Per poterlo apprezzare al meglio, la classica passeggiata sotto i portici del centro non può che partire dalla Piazza del Guercino, dominata dal Palazzo del Governatore (all’interno del quale è ospitata la galleria d’arte moderna dedicata a Aroldo Bonzagni con opera di Giacomo Balla e Lucio Fontana) e posta quasi alla stessa distanza dalle due chiese principali, San Biagio e San Pietro, quest’ultima risalente al XIII secolo, sede della Reverenda Fabbrica del mosaico e impreziosita da opere del Guercino; da qui è possibile poi muovere verso la Basilica collegiata di San Biagio Vescovo e Martire, antico oratorio risalente al primo millennio che può annoverare il campanile più amato dai centesi per la soavità del canto delle sue campane e nelle cui navate sono presenti numerose opere d’arte fra le quali spicca la tela “San Carlo Borromeo in orazione”, anche questa del Guercino.
L’altro Caravaggio
Come ebbe a dire Goethe, “A Cento il nome del Guercino è sacro, sulla bocca dei piccoli come dei grandi”. Il Guercino, che a Cento ha vissuto gran parte della sua vita, ci segue e ci abbraccia lungo tutto il nostro percorso, capace di affascinarci con una particolare, e del tutto unica, idea delle forme nello spazio. Ritenuto uno degli artisti più rappresentativi della fase matura del barocco, rispetto alla costruzione dello spazio figurativo il Guercino dice una parola assolutamente personale, come se la luce piovesse dal fondale sopra i corpi, gli oggetti, i paesaggi toccando accenti di straordinaria intensità. Una sinfonia di chiaroscuri potenti ma mai smaccati che, grazie alla progressiva padronanza nel contrasto e all’ardimento nell’uso del colore, lo ha fatto definire “l’Altro Caravaggio”: dove i contrasti di luce, che in Caravaggio sono un mezzo per dare risalto alla plasticità e alla drammaticità della forma, nel Guercino appartengono invece ad una ricerca luministica pura che culmina in una sorta di effetto scenico, una vocazione evidente nel dipinto “S. Giuseppe e S. Francesco” (la famosa “Carraccina” che si trova nella Pinacoteca centese).

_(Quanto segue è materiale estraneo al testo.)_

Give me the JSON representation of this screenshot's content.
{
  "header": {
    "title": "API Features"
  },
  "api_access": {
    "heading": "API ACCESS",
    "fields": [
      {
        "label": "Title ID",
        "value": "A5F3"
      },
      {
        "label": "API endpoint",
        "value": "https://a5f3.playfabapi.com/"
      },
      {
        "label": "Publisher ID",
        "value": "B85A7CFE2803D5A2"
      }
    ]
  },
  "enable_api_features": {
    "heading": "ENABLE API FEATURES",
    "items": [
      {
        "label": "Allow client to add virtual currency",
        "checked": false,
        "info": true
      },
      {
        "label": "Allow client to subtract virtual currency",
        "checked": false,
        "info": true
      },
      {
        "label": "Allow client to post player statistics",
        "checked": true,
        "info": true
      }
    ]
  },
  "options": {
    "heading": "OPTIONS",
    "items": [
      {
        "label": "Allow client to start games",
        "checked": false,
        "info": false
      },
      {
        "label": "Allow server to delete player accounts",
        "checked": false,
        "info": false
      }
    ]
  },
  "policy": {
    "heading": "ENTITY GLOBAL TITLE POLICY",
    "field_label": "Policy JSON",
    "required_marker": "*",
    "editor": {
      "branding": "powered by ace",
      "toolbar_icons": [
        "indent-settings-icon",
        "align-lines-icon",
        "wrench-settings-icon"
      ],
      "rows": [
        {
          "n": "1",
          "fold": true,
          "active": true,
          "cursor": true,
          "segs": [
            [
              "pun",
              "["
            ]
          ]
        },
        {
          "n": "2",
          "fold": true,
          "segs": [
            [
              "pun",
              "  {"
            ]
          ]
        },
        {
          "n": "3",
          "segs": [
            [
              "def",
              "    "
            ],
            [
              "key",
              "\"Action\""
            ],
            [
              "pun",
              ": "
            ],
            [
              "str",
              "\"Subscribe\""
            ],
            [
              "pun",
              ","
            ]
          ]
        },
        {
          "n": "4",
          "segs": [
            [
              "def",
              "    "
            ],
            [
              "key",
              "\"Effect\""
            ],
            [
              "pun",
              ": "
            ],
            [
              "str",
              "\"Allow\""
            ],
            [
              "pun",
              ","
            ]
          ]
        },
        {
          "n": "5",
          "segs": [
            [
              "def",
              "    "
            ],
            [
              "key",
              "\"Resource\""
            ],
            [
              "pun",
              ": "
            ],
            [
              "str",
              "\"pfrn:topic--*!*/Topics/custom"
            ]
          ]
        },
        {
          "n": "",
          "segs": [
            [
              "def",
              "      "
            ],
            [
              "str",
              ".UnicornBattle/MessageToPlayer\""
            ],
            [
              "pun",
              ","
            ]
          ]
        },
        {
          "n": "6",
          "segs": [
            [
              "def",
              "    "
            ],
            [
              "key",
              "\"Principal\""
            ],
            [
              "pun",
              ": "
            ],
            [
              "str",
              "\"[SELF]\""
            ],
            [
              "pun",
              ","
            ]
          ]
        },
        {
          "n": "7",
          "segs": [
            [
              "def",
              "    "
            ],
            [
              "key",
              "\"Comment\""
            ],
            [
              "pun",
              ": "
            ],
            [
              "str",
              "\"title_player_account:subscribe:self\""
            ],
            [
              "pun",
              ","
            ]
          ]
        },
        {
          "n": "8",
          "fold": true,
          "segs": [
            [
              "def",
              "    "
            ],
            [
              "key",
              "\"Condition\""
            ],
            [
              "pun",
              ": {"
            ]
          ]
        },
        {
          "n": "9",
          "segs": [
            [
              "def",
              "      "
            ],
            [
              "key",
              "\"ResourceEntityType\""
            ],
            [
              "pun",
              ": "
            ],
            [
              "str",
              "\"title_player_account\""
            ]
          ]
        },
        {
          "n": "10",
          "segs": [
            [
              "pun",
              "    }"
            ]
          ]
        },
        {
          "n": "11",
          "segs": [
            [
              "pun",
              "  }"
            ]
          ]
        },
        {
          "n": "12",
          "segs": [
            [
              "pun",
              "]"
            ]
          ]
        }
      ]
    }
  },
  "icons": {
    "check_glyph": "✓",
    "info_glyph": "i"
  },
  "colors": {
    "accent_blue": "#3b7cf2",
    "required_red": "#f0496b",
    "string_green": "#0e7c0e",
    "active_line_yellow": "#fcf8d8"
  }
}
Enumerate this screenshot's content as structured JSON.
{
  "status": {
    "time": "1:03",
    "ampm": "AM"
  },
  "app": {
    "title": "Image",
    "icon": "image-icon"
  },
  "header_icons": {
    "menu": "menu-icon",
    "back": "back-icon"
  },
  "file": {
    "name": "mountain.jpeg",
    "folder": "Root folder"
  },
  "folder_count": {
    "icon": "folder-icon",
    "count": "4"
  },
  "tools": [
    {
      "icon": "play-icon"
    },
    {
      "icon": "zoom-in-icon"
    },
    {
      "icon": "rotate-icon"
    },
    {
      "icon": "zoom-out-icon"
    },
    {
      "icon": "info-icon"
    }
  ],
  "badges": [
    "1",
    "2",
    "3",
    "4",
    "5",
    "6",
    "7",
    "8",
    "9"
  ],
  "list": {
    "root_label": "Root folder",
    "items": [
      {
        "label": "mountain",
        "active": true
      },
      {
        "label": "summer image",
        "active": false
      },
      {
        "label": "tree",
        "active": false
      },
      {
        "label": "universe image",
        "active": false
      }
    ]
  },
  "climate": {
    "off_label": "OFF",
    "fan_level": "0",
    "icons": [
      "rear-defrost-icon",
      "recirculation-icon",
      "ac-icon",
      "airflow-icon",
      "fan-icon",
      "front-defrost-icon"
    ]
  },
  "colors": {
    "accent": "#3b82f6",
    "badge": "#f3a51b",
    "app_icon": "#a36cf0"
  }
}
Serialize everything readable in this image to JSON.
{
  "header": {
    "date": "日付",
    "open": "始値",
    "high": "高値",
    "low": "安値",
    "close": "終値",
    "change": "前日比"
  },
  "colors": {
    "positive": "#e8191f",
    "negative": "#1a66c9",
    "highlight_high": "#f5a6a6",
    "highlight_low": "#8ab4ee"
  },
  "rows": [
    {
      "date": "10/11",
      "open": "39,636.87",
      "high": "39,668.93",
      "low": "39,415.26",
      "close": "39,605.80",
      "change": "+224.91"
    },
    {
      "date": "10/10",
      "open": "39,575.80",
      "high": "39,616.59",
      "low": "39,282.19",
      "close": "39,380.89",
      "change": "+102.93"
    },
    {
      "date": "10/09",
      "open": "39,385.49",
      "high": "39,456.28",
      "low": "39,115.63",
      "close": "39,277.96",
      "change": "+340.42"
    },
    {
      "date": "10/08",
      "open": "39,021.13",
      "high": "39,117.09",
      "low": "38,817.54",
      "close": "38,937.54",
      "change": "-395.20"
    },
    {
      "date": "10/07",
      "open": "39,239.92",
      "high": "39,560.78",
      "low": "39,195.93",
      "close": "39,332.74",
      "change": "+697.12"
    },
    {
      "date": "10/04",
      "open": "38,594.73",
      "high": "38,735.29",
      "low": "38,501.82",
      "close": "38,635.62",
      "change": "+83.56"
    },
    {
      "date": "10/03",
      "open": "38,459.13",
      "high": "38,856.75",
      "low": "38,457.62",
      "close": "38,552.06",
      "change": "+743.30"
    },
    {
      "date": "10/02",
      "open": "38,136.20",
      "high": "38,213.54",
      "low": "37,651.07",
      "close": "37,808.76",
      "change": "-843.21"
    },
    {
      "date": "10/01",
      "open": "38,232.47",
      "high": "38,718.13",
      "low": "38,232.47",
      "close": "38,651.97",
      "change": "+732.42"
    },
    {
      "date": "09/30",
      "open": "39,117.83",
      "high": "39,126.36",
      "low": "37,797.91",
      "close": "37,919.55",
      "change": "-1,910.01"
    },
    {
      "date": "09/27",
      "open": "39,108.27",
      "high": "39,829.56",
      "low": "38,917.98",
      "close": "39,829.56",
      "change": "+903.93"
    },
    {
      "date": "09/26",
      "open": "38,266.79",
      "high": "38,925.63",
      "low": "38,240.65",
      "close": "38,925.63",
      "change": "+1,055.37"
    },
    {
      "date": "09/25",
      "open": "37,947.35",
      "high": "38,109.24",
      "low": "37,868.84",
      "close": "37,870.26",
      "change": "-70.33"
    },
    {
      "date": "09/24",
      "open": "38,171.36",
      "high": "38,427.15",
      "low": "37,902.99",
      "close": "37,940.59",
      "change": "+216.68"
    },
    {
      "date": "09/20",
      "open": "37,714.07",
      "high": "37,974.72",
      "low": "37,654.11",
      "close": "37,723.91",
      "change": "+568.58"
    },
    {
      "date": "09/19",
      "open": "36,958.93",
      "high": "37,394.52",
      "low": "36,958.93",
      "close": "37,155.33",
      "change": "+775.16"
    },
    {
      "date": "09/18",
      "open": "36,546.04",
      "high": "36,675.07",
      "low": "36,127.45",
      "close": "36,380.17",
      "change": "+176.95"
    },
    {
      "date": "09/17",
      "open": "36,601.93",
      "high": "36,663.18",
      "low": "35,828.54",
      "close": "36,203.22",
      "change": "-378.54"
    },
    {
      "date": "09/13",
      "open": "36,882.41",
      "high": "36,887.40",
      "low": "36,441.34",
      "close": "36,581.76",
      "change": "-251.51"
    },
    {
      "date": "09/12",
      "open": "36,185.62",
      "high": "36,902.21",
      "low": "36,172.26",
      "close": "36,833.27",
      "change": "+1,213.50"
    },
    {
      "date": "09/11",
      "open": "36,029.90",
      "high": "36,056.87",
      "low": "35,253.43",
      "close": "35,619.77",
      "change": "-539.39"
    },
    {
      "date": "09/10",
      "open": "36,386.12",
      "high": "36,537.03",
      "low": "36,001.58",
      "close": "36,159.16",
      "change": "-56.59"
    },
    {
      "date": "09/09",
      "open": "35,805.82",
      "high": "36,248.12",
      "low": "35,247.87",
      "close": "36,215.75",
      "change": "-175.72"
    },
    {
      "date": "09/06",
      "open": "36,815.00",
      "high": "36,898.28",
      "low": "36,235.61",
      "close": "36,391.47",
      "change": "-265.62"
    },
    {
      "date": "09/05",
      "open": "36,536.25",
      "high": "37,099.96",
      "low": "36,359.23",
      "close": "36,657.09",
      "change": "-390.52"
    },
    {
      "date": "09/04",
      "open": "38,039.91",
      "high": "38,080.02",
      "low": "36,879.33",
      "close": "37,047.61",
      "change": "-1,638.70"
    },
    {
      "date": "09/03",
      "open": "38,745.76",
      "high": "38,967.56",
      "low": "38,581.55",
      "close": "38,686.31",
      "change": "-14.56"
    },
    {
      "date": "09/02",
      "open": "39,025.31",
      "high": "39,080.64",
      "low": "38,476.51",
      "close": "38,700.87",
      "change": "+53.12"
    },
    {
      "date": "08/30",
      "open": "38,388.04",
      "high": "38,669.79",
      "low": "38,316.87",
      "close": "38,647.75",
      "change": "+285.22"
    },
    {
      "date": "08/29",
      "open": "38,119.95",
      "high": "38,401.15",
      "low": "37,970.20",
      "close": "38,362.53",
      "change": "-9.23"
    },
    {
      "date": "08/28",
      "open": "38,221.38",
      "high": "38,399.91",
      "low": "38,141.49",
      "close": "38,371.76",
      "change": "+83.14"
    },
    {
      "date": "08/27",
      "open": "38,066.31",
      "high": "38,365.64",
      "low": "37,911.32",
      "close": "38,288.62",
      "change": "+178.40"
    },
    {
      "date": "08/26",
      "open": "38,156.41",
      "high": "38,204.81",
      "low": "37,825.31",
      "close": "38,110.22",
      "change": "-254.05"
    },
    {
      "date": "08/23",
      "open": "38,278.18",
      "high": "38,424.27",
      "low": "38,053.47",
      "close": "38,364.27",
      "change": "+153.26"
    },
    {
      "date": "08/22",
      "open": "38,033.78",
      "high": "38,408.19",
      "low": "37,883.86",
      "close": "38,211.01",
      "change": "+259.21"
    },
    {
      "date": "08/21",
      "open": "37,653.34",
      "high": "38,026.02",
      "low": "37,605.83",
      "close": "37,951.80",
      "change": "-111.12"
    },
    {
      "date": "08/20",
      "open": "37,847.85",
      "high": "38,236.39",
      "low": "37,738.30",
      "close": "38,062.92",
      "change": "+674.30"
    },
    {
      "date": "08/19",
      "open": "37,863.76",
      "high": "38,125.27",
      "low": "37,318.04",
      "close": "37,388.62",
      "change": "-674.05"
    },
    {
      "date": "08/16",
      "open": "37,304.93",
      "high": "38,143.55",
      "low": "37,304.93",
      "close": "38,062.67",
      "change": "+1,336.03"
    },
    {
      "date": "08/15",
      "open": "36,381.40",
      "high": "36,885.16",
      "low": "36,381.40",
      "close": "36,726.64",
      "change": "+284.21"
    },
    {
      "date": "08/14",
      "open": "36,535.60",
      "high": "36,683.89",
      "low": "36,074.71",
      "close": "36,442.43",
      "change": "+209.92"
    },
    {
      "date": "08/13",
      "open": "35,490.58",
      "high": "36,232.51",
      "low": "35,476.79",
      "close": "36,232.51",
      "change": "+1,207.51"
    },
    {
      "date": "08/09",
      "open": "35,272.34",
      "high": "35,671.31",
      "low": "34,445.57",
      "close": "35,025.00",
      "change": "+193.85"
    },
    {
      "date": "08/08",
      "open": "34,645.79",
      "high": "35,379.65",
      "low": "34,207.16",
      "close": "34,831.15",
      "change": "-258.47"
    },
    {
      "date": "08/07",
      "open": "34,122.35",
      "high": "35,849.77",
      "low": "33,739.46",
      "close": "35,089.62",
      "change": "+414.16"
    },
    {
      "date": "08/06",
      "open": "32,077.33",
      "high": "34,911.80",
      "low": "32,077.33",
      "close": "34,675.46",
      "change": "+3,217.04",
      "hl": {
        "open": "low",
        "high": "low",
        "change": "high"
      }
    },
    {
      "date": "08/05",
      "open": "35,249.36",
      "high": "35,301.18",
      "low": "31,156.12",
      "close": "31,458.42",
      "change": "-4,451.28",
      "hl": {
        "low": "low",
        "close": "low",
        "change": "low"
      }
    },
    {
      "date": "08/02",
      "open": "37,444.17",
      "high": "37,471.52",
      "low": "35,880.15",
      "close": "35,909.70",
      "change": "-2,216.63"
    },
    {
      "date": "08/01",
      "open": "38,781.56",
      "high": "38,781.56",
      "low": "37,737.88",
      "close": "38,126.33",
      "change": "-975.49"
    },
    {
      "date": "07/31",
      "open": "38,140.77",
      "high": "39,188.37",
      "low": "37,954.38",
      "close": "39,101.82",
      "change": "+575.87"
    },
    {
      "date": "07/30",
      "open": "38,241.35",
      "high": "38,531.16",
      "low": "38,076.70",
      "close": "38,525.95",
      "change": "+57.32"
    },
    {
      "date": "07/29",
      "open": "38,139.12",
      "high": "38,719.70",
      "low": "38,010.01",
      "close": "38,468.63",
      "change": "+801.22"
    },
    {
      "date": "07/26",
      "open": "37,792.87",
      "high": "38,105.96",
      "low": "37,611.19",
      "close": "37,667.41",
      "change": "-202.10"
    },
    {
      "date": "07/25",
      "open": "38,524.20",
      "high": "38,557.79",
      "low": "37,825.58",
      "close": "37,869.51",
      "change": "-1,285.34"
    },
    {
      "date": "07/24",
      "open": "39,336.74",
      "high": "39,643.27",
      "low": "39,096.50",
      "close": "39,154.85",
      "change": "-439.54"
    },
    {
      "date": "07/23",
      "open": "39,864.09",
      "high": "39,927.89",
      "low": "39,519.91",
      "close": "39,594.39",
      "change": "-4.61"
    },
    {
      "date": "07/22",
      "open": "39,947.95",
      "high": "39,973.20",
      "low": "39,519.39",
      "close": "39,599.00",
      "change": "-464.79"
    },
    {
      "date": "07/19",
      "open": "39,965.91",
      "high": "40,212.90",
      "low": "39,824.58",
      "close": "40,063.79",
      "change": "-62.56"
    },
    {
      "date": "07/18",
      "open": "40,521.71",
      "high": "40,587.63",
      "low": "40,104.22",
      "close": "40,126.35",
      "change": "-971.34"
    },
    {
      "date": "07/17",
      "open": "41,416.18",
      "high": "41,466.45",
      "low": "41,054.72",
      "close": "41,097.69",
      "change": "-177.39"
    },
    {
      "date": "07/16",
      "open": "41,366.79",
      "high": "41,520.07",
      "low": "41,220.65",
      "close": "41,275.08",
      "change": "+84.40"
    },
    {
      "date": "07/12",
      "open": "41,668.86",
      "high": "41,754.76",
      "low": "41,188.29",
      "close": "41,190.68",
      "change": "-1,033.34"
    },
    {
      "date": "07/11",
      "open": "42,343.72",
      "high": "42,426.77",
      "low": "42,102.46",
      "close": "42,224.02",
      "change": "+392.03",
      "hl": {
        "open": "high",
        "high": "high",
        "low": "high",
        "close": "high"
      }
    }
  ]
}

Il Guercino, attraverso la sua intenzione rispetto alla luce, ci fornisce un’altra indicazione su come guardare Cento: come luogo che accoglie con sensibilità una pluralità di stimoli, forme e occasioni facendole coabitare in armonia.
Cento e il cinema
Cento, di sicuro adesso è più chiaro, è davvero una piccola capitale dell’arte, della cucina, della convivialità preziosa e brillante; ma da buona città-acrobata ci regala in conclusione anche altre due sorprese legate al cinema: è stata infatti il set del recente documentario su Ferruccio Lamborghini che, nella frazione di Renazzo, è nato e ha iniziato a produrre i suoi trattori prima e le sue famose auto poi, mentre qualche anno fa è stata scelta come set del film “Mio fratello rincorre i dinosauri” diretto da Stefano Cipani e tratto dall’omonimo romanzo di Giacomo Mazzariol. Due storie che raccontano di frontiere varcate con genio, inventiva e determinazione, tra apparizioni miracolose e avventure rocambolesche, e dell’importanza di inseguire i propri sogni che, guarda un po’, proprio come i funamboli, riescono a danzare tra le nuvole oltre ogni confine.